John Hagel and John Seely Brown have come out with yet another in their blockbuster best seller series on innovation, that I found quite enlightening. The book (with 3rd author Lang Davison) is titled The Power of Pull: How Small Moves, Smartly Made, Can Set Big Things in Motion. The text is one of this here is how to safe the world and revolutionize your business genre, that I don’t usually find has much value beyond hyperbole. But I liked this book.

The Power of Pull is the capacity for new social and networking technologies to provide the engines by which whole industries, social movements or governments can envision and implement radically different ways of caring out their business or mission. Given the need for change on many fronts (think climate change, end of oil, access to quality postsecondary education etc. etc.) there is certainly opportunity and need for many ‘game-changing’ activities. Pull (as opposed to push products, ideas, or ideologies) is the capacity to find and access people, attract relevant people and resources and pull from ourselves and these aggregations radically improved solutions to existing challenges.  It all sounds very Utopian, right up there with How to Win Friends and Influence People. But the difference between Norman Vincent Peel, and Hagel and Seely is that these guys have the Net and understand its potential to empower change.

The book is full of American stories of success – from surfing kids, to typical Silicon Valley startups, to the War on Terror success stories – most of which I breezed through very quickly. Where the book got interesting and relevant was the 7th chapter where they describe how to “Use Pull of Change the World”. I love world changing strategies, I just haven’t been a very good implementer (yet!), so I thought this chapter was for me!! And to be honest I wasn’t disappointed – but no I have not yet changed the world (even light bulbs can challenge me) but I have some ideas for postsecondary education!

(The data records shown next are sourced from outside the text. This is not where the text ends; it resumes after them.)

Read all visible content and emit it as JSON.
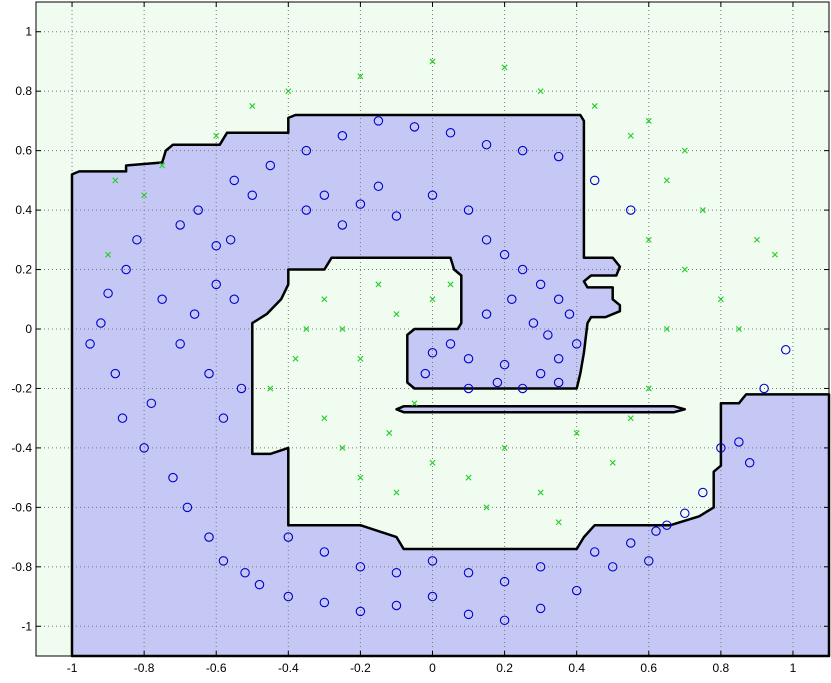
{
  "chart_data": {
    "type": "scatter",
    "title": "",
    "xlabel": "",
    "ylabel": "",
    "xlim": [
      -1.1,
      1.1
    ],
    "ylim": [
      -1.1,
      1.1
    ],
    "grid": true,
    "legend": "none",
    "x_ticks": [
      {
        "v": -1,
        "label": "-1"
      },
      {
        "v": -0.8,
        "label": "-0.8"
      },
      {
        "v": -0.6,
        "label": "-0.6"
      },
      {
        "v": -0.4,
        "label": "-0.4"
      },
      {
        "v": -0.2,
        "label": "-0.2"
      },
      {
        "v": 0,
        "label": "0"
      },
      {
        "v": 0.2,
        "label": "0.2"
      },
      {
        "v": 0.4,
        "label": "0.4"
      },
      {
        "v": 0.6,
        "label": "0.6"
      },
      {
        "v": 0.8,
        "label": "0.8"
      },
      {
        "v": 1,
        "label": "1"
      }
    ],
    "y_ticks": [
      {
        "v": 1,
        "label": "1"
      },
      {
        "v": 0.8,
        "label": "0.8"
      },
      {
        "v": 0.6,
        "label": "0.6"
      },
      {
        "v": 0.4,
        "label": "0.4"
      },
      {
        "v": 0.2,
        "label": "0.2"
      },
      {
        "v": 0,
        "label": "0"
      },
      {
        "v": -0.2,
        "label": "-0.2"
      },
      {
        "v": -0.4,
        "label": "-0.4"
      },
      {
        "v": -0.6,
        "label": "-0.6"
      },
      {
        "v": -0.8,
        "label": "-0.8"
      },
      {
        "v": -1,
        "label": "-1"
      }
    ],
    "colors": {
      "class_a_region": "#c5c8f5",
      "class_b_region": "#effcef",
      "class_a_marker": "#0000cc",
      "class_b_marker": "#22cc22",
      "boundary": "#000000",
      "grid": "#7a7a7a"
    },
    "decision_boundary": [
      {
        "name": "class_a_outer_region",
        "points": [
          [
            -1.0,
            -1.1
          ],
          [
            -1.0,
            0.52
          ],
          [
            -0.98,
            0.53
          ],
          [
            -0.85,
            0.53
          ],
          [
            -0.85,
            0.55
          ],
          [
            -0.75,
            0.56
          ],
          [
            -0.74,
            0.6
          ],
          [
            -0.72,
            0.62
          ],
          [
            -0.59,
            0.62
          ],
          [
            -0.57,
            0.66
          ],
          [
            -0.4,
            0.66
          ],
          [
            -0.4,
            0.71
          ],
          [
            -0.38,
            0.72
          ],
          [
            0.41,
            0.72
          ],
          [
            0.42,
            0.7
          ],
          [
            0.42,
            0.24
          ],
          [
            0.5,
            0.24
          ],
          [
            0.52,
            0.21
          ],
          [
            0.51,
            0.18
          ],
          [
            0.44,
            0.18
          ],
          [
            0.42,
            0.16
          ],
          [
            0.43,
            0.14
          ],
          [
            0.5,
            0.14
          ],
          [
            0.5,
            0.1
          ],
          [
            0.52,
            0.08
          ],
          [
            0.52,
            0.06
          ],
          [
            0.48,
            0.04
          ],
          [
            0.44,
            0.04
          ],
          [
            0.43,
            0.02
          ],
          [
            0.42,
            -0.08
          ],
          [
            0.41,
            -0.15
          ],
          [
            0.4,
            -0.2
          ],
          [
            -0.05,
            -0.2
          ],
          [
            -0.07,
            -0.18
          ],
          [
            -0.07,
            -0.02
          ],
          [
            -0.05,
            0
          ],
          [
            0.07,
            0
          ],
          [
            0.08,
            0.02
          ],
          [
            0.08,
            0.18
          ],
          [
            0.06,
            0.2
          ],
          [
            0.05,
            0.24
          ],
          [
            -0.28,
            0.24
          ],
          [
            -0.3,
            0.2
          ],
          [
            -0.4,
            0.2
          ],
          [
            -0.4,
            0.15
          ],
          [
            -0.42,
            0.1
          ],
          [
            -0.46,
            0.05
          ],
          [
            -0.5,
            0.02
          ],
          [
            -0.5,
            -0.42
          ],
          [
            -0.45,
            -0.42
          ],
          [
            -0.4,
            -0.4
          ],
          [
            -0.4,
            -0.66
          ],
          [
            -0.2,
            -0.66
          ],
          [
            -0.1,
            -0.7
          ],
          [
            -0.08,
            -0.74
          ],
          [
            0.4,
            -0.74
          ],
          [
            0.42,
            -0.7
          ],
          [
            0.45,
            -0.66
          ],
          [
            0.66,
            -0.66
          ],
          [
            0.74,
            -0.63
          ],
          [
            0.78,
            -0.6
          ],
          [
            0.78,
            -0.48
          ],
          [
            0.8,
            -0.46
          ],
          [
            0.8,
            -0.25
          ],
          [
            0.85,
            -0.25
          ],
          [
            0.87,
            -0.22
          ],
          [
            1.1,
            -0.22
          ],
          [
            1.1,
            -1.1
          ]
        ]
      },
      {
        "name": "class_a_sliver_region",
        "points": [
          [
            -0.08,
            -0.26
          ],
          [
            0.67,
            -0.26
          ],
          [
            0.7,
            -0.27
          ],
          [
            0.67,
            -0.28
          ],
          [
            -0.08,
            -0.28
          ],
          [
            -0.1,
            -0.27
          ]
        ]
      }
    ],
    "series": [
      {
        "marker": "o",
        "color": "#0000cc",
        "points": [
          [
            -0.95,
            -0.05
          ],
          [
            -0.92,
            0.02
          ],
          [
            -0.88,
            -0.15
          ],
          [
            -0.9,
            0.12
          ],
          [
            -0.86,
            -0.3
          ],
          [
            -0.85,
            0.2
          ],
          [
            -0.8,
            -0.4
          ],
          [
            -0.82,
            0.3
          ],
          [
            -0.78,
            -0.25
          ],
          [
            -0.75,
            0.1
          ],
          [
            -0.72,
            -0.5
          ],
          [
            -0.7,
            0.35
          ],
          [
            -0.68,
            -0.6
          ],
          [
            -0.65,
            0.4
          ],
          [
            -0.62,
            -0.7
          ],
          [
            -0.6,
            0.28
          ],
          [
            -0.58,
            -0.78
          ],
          [
            -0.55,
            0.5
          ],
          [
            -0.52,
            -0.82
          ],
          [
            -0.5,
            0.45
          ],
          [
            -0.48,
            -0.86
          ],
          [
            -0.45,
            0.55
          ],
          [
            -0.4,
            -0.9
          ],
          [
            -0.35,
            0.6
          ],
          [
            -0.3,
            -0.92
          ],
          [
            -0.25,
            0.65
          ],
          [
            -0.2,
            -0.95
          ],
          [
            -0.15,
            0.7
          ],
          [
            -0.1,
            -0.93
          ],
          [
            -0.05,
            0.68
          ],
          [
            0.0,
            -0.9
          ],
          [
            0.05,
            0.66
          ],
          [
            0.1,
            -0.96
          ],
          [
            0.15,
            0.62
          ],
          [
            0.2,
            -0.98
          ],
          [
            0.25,
            0.6
          ],
          [
            0.3,
            -0.94
          ],
          [
            0.35,
            0.58
          ],
          [
            0.4,
            -0.88
          ],
          [
            0.45,
            0.5
          ],
          [
            0.5,
            -0.8
          ],
          [
            0.55,
            0.4
          ],
          [
            0.6,
            -0.78
          ],
          [
            0.62,
            -0.68
          ],
          [
            0.65,
            -0.66
          ],
          [
            0.7,
            -0.62
          ],
          [
            0.75,
            -0.55
          ],
          [
            0.8,
            -0.4
          ],
          [
            0.85,
            -0.38
          ],
          [
            0.88,
            -0.45
          ],
          [
            0.92,
            -0.2
          ],
          [
            0.98,
            -0.07
          ],
          [
            -0.7,
            -0.05
          ],
          [
            -0.66,
            0.05
          ],
          [
            -0.62,
            -0.15
          ],
          [
            -0.6,
            0.15
          ],
          [
            -0.58,
            -0.3
          ],
          [
            -0.55,
            0.1
          ],
          [
            -0.53,
            -0.2
          ],
          [
            -0.56,
            0.3
          ],
          [
            -0.35,
            0.4
          ],
          [
            -0.3,
            0.45
          ],
          [
            -0.25,
            0.35
          ],
          [
            -0.2,
            0.42
          ],
          [
            -0.15,
            0.48
          ],
          [
            -0.1,
            0.38
          ],
          [
            0.0,
            0.45
          ],
          [
            0.1,
            0.4
          ],
          [
            0.15,
            0.3
          ],
          [
            0.2,
            0.25
          ],
          [
            0.25,
            0.2
          ],
          [
            0.3,
            0.15
          ],
          [
            0.35,
            0.1
          ],
          [
            0.38,
            0.05
          ],
          [
            0.4,
            -0.05
          ],
          [
            0.35,
            -0.1
          ],
          [
            0.3,
            -0.15
          ],
          [
            0.2,
            -0.12
          ],
          [
            0.1,
            -0.1
          ],
          [
            0.0,
            -0.08
          ],
          [
            -0.02,
            -0.15
          ],
          [
            0.05,
            -0.05
          ],
          [
            0.15,
            0.05
          ],
          [
            0.22,
            0.1
          ],
          [
            0.28,
            0.02
          ],
          [
            0.32,
            -0.02
          ],
          [
            0.18,
            -0.18
          ],
          [
            0.1,
            -0.2
          ],
          [
            0.25,
            -0.2
          ],
          [
            0.35,
            -0.18
          ],
          [
            -0.4,
            -0.7
          ],
          [
            -0.3,
            -0.75
          ],
          [
            -0.2,
            -0.8
          ],
          [
            -0.1,
            -0.82
          ],
          [
            0.0,
            -0.78
          ],
          [
            0.1,
            -0.82
          ],
          [
            0.2,
            -0.85
          ],
          [
            0.3,
            -0.8
          ],
          [
            0.45,
            -0.75
          ],
          [
            0.55,
            -0.72
          ]
        ]
      },
      {
        "marker": "x",
        "color": "#22cc22",
        "points": [
          [
            -0.3,
            0.1
          ],
          [
            -0.25,
            0.0
          ],
          [
            -0.2,
            -0.1
          ],
          [
            -0.15,
            0.15
          ],
          [
            -0.1,
            0.05
          ],
          [
            -0.05,
            -0.25
          ],
          [
            0.0,
            0.1
          ],
          [
            0.05,
            0.15
          ],
          [
            -0.3,
            -0.3
          ],
          [
            -0.25,
            -0.4
          ],
          [
            -0.2,
            -0.5
          ],
          [
            -0.1,
            -0.55
          ],
          [
            0.0,
            -0.45
          ],
          [
            0.1,
            -0.5
          ],
          [
            0.2,
            -0.4
          ],
          [
            0.3,
            -0.55
          ],
          [
            0.4,
            -0.35
          ],
          [
            0.5,
            -0.45
          ],
          [
            0.55,
            -0.3
          ],
          [
            0.6,
            -0.2
          ],
          [
            0.65,
            0.0
          ],
          [
            0.7,
            0.2
          ],
          [
            0.6,
            0.3
          ],
          [
            0.65,
            0.5
          ],
          [
            0.7,
            0.6
          ],
          [
            0.75,
            0.4
          ],
          [
            0.8,
            0.1
          ],
          [
            0.85,
            0.0
          ],
          [
            0.9,
            0.3
          ],
          [
            0.95,
            0.25
          ],
          [
            -0.6,
            0.65
          ],
          [
            -0.5,
            0.75
          ],
          [
            -0.4,
            0.8
          ],
          [
            -0.2,
            0.85
          ],
          [
            0.0,
            0.9
          ],
          [
            0.2,
            0.88
          ],
          [
            0.3,
            0.8
          ],
          [
            0.45,
            0.75
          ],
          [
            0.55,
            0.65
          ],
          [
            0.6,
            0.7
          ],
          [
            -0.8,
            0.45
          ],
          [
            -0.9,
            0.25
          ],
          [
            -0.88,
            0.5
          ],
          [
            -0.75,
            0.55
          ],
          [
            -0.45,
            -0.2
          ],
          [
            -0.38,
            -0.1
          ],
          [
            -0.35,
            0.0
          ],
          [
            -0.12,
            -0.35
          ],
          [
            0.15,
            -0.6
          ],
          [
            0.35,
            -0.65
          ]
        ]
      }
    ]
  }
}
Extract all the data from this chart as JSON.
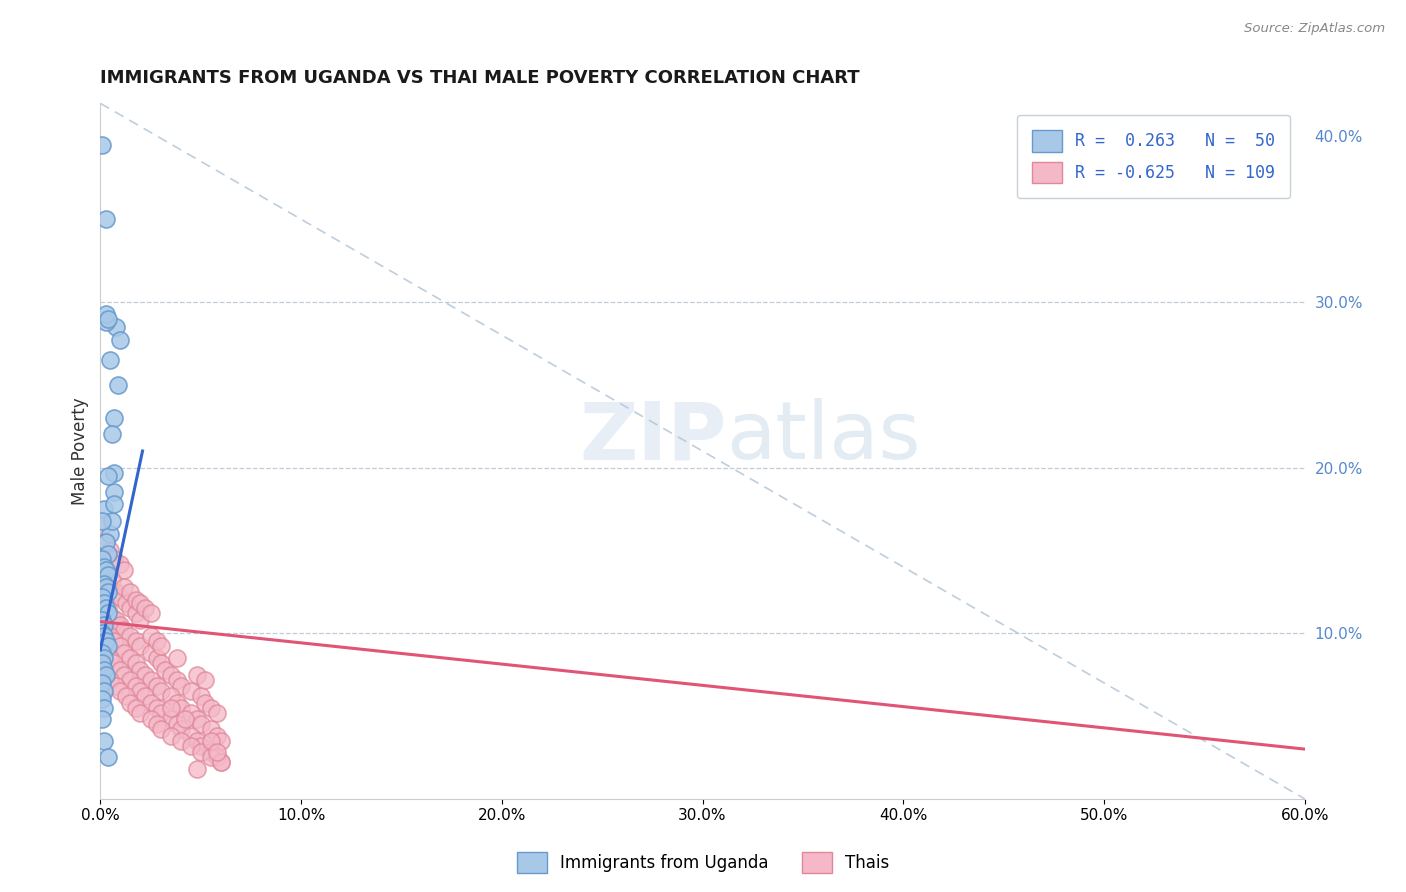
{
  "title": "IMMIGRANTS FROM UGANDA VS THAI MALE POVERTY CORRELATION CHART",
  "source": "Source: ZipAtlas.com",
  "ylabel": "Male Poverty",
  "xlim": [
    0.0,
    0.6
  ],
  "ylim": [
    0.0,
    0.42
  ],
  "uganda_color": "#a8c8e8",
  "uganda_edge": "#6699cc",
  "thai_color": "#f4b8c8",
  "thai_edge": "#e08898",
  "uganda_line_color": "#3366cc",
  "thai_line_color": "#e05575",
  "diagonal_color": "#b8c8d8",
  "background_color": "#ffffff",
  "uganda_scatter": [
    [
      0.001,
      0.395
    ],
    [
      0.003,
      0.35
    ],
    [
      0.007,
      0.23
    ],
    [
      0.008,
      0.285
    ],
    [
      0.01,
      0.277
    ],
    [
      0.005,
      0.265
    ],
    [
      0.009,
      0.25
    ],
    [
      0.003,
      0.288
    ],
    [
      0.006,
      0.22
    ],
    [
      0.003,
      0.293
    ],
    [
      0.004,
      0.29
    ],
    [
      0.007,
      0.197
    ],
    [
      0.002,
      0.175
    ],
    [
      0.007,
      0.185
    ],
    [
      0.004,
      0.195
    ],
    [
      0.005,
      0.16
    ],
    [
      0.006,
      0.168
    ],
    [
      0.007,
      0.178
    ],
    [
      0.001,
      0.168
    ],
    [
      0.003,
      0.155
    ],
    [
      0.004,
      0.148
    ],
    [
      0.001,
      0.145
    ],
    [
      0.002,
      0.14
    ],
    [
      0.003,
      0.138
    ],
    [
      0.004,
      0.135
    ],
    [
      0.002,
      0.13
    ],
    [
      0.003,
      0.128
    ],
    [
      0.004,
      0.125
    ],
    [
      0.001,
      0.122
    ],
    [
      0.002,
      0.118
    ],
    [
      0.003,
      0.115
    ],
    [
      0.004,
      0.112
    ],
    [
      0.001,
      0.108
    ],
    [
      0.002,
      0.105
    ],
    [
      0.001,
      0.1
    ],
    [
      0.002,
      0.098
    ],
    [
      0.003,
      0.095
    ],
    [
      0.004,
      0.092
    ],
    [
      0.001,
      0.088
    ],
    [
      0.002,
      0.085
    ],
    [
      0.001,
      0.082
    ],
    [
      0.002,
      0.078
    ],
    [
      0.003,
      0.075
    ],
    [
      0.001,
      0.07
    ],
    [
      0.002,
      0.065
    ],
    [
      0.001,
      0.06
    ],
    [
      0.002,
      0.055
    ],
    [
      0.001,
      0.048
    ],
    [
      0.002,
      0.035
    ],
    [
      0.004,
      0.025
    ]
  ],
  "thai_scatter": [
    [
      0.001,
      0.165
    ],
    [
      0.003,
      0.155
    ],
    [
      0.005,
      0.15
    ],
    [
      0.007,
      0.145
    ],
    [
      0.01,
      0.142
    ],
    [
      0.012,
      0.138
    ],
    [
      0.002,
      0.132
    ],
    [
      0.004,
      0.128
    ],
    [
      0.008,
      0.125
    ],
    [
      0.01,
      0.122
    ],
    [
      0.013,
      0.118
    ],
    [
      0.015,
      0.115
    ],
    [
      0.018,
      0.112
    ],
    [
      0.02,
      0.108
    ],
    [
      0.008,
      0.105
    ],
    [
      0.006,
      0.132
    ],
    [
      0.012,
      0.128
    ],
    [
      0.015,
      0.125
    ],
    [
      0.018,
      0.12
    ],
    [
      0.02,
      0.118
    ],
    [
      0.022,
      0.115
    ],
    [
      0.025,
      0.112
    ],
    [
      0.002,
      0.118
    ],
    [
      0.004,
      0.115
    ],
    [
      0.006,
      0.11
    ],
    [
      0.008,
      0.108
    ],
    [
      0.01,
      0.105
    ],
    [
      0.012,
      0.102
    ],
    [
      0.015,
      0.098
    ],
    [
      0.018,
      0.095
    ],
    [
      0.02,
      0.092
    ],
    [
      0.025,
      0.088
    ],
    [
      0.028,
      0.085
    ],
    [
      0.03,
      0.082
    ],
    [
      0.032,
      0.078
    ],
    [
      0.035,
      0.075
    ],
    [
      0.038,
      0.072
    ],
    [
      0.04,
      0.068
    ],
    [
      0.045,
      0.065
    ],
    [
      0.05,
      0.062
    ],
    [
      0.052,
      0.058
    ],
    [
      0.055,
      0.055
    ],
    [
      0.058,
      0.052
    ],
    [
      0.002,
      0.102
    ],
    [
      0.005,
      0.098
    ],
    [
      0.007,
      0.095
    ],
    [
      0.01,
      0.092
    ],
    [
      0.012,
      0.088
    ],
    [
      0.015,
      0.085
    ],
    [
      0.018,
      0.082
    ],
    [
      0.02,
      0.078
    ],
    [
      0.022,
      0.075
    ],
    [
      0.025,
      0.072
    ],
    [
      0.028,
      0.068
    ],
    [
      0.03,
      0.065
    ],
    [
      0.035,
      0.062
    ],
    [
      0.038,
      0.058
    ],
    [
      0.04,
      0.055
    ],
    [
      0.045,
      0.052
    ],
    [
      0.048,
      0.048
    ],
    [
      0.05,
      0.045
    ],
    [
      0.055,
      0.042
    ],
    [
      0.058,
      0.038
    ],
    [
      0.06,
      0.035
    ],
    [
      0.002,
      0.088
    ],
    [
      0.005,
      0.085
    ],
    [
      0.007,
      0.082
    ],
    [
      0.01,
      0.078
    ],
    [
      0.012,
      0.075
    ],
    [
      0.015,
      0.072
    ],
    [
      0.018,
      0.068
    ],
    [
      0.02,
      0.065
    ],
    [
      0.022,
      0.062
    ],
    [
      0.025,
      0.058
    ],
    [
      0.028,
      0.055
    ],
    [
      0.03,
      0.052
    ],
    [
      0.035,
      0.048
    ],
    [
      0.038,
      0.045
    ],
    [
      0.04,
      0.042
    ],
    [
      0.045,
      0.038
    ],
    [
      0.048,
      0.035
    ],
    [
      0.05,
      0.032
    ],
    [
      0.055,
      0.028
    ],
    [
      0.058,
      0.025
    ],
    [
      0.06,
      0.022
    ],
    [
      0.002,
      0.075
    ],
    [
      0.005,
      0.072
    ],
    [
      0.008,
      0.068
    ],
    [
      0.01,
      0.065
    ],
    [
      0.013,
      0.062
    ],
    [
      0.015,
      0.058
    ],
    [
      0.018,
      0.055
    ],
    [
      0.02,
      0.052
    ],
    [
      0.025,
      0.048
    ],
    [
      0.028,
      0.045
    ],
    [
      0.03,
      0.042
    ],
    [
      0.035,
      0.038
    ],
    [
      0.04,
      0.035
    ],
    [
      0.045,
      0.032
    ],
    [
      0.05,
      0.028
    ],
    [
      0.055,
      0.025
    ],
    [
      0.06,
      0.022
    ],
    [
      0.025,
      0.098
    ],
    [
      0.028,
      0.095
    ],
    [
      0.03,
      0.092
    ],
    [
      0.038,
      0.085
    ],
    [
      0.048,
      0.075
    ],
    [
      0.052,
      0.072
    ],
    [
      0.035,
      0.055
    ],
    [
      0.042,
      0.048
    ],
    [
      0.055,
      0.035
    ],
    [
      0.058,
      0.028
    ],
    [
      0.048,
      0.018
    ]
  ]
}
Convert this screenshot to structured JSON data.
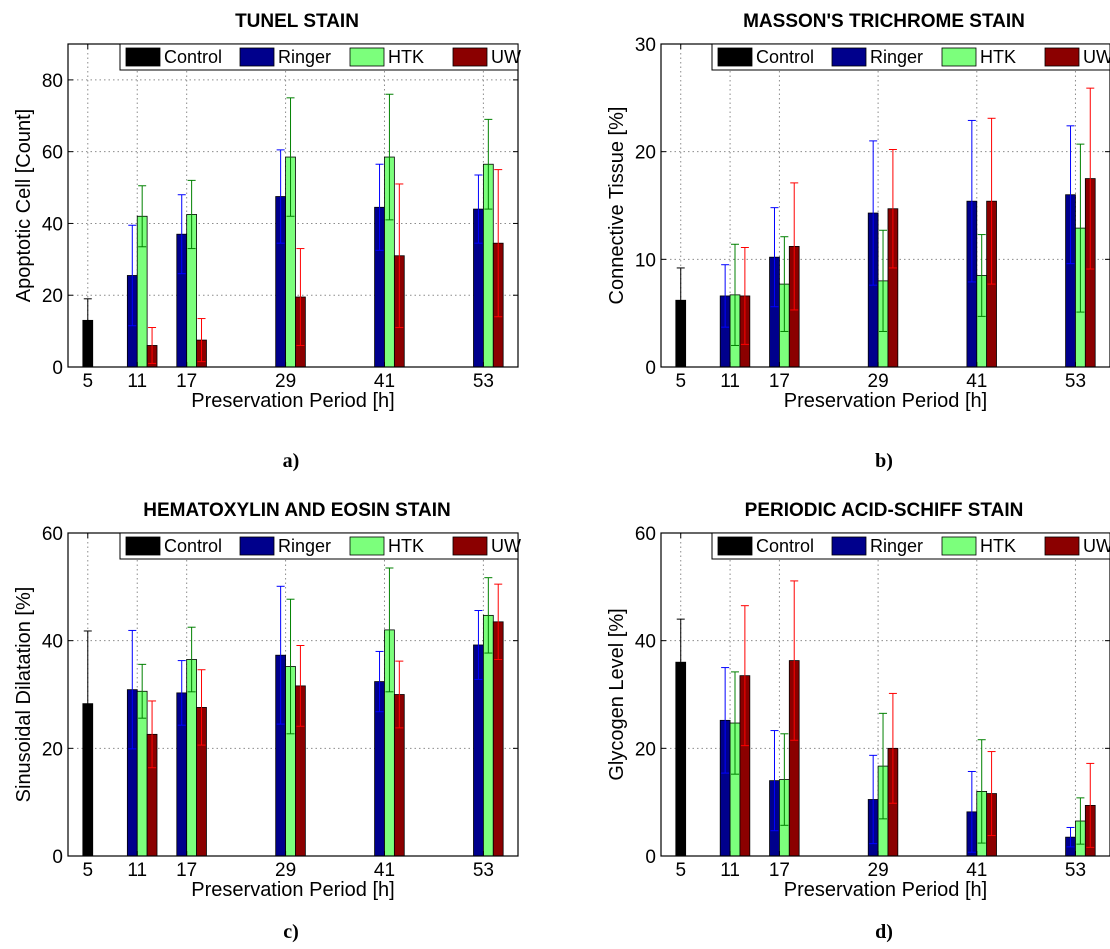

Changing the world begins with developing a shaping strategy. A shaping stratgey is  clear and compelling, long-term view of where an industry, service or government, needs to move. It is a strategy beyond the strategic plan of a single company or institution, but rather a direction that others can buy into to create and build a better way of doing things. Examples of a shaping strategy might be Bill Gates notion that what was mainframe technology must and could move to the desk top, or Google’s notion of cloud computing. Now in both these examples Microsoft and Google became immensely powerful and very wealthy players in this strategy, but along with them came hundreds of new start-ups and profitable rivals.

A successful shaping strategy needs a shaping platform. The shaping platform is a set of technologies, ideas and practices that are aggregated to provide access to both innovative, early adopters and mainstream players. These platforms must be open (to new players and their contributions), scalable (we are changing the world here!), of course they need to be easily understood, accessed, provide some wins for early adopters and finally be emergent such that the platform can rapidly morph in response to new opportunities and technologies. Naturally I think of networks as platforms and in educational contexts of ways to generate and sustain content development (like WikiEducator), aggregate tens of thousands of users and providers (Social networks like Facebook, only adapted for learning) and means to turn informal learning accomplishments into formal learning credentials (think Prior learning assessment on steroids, without drug tests that betray authenticity).

After a a shaping strategy and a shaping platform comes shaping actions and assets. Unfortunately the actions sections is the weakest part of the model- heck if it wasn’t everyone would be changing the world! But the authors  do talk about actions that capture the interest and energy of others,  ways to garner the resources from within and outside of an organization to build the platform and ways to insure that competitors don’t eat each other up while reshaping the world (Bill Gates just didn’t get this later action right). Fortunately, they authors provide hypothetical examples of workers at CEO, mid management and Lone Rangers – in different industries and how they could go about creating a shaping strategy, platform and actions.

All and all this book is probably worth the $20.69 Canadian at Amazon (plus shipping) that it costs. It is not quite a step by step recipe book for terra-forming, but it does provide ideas and inspiration from authors who get the potential of networking to radically remake business, social and institutional practice.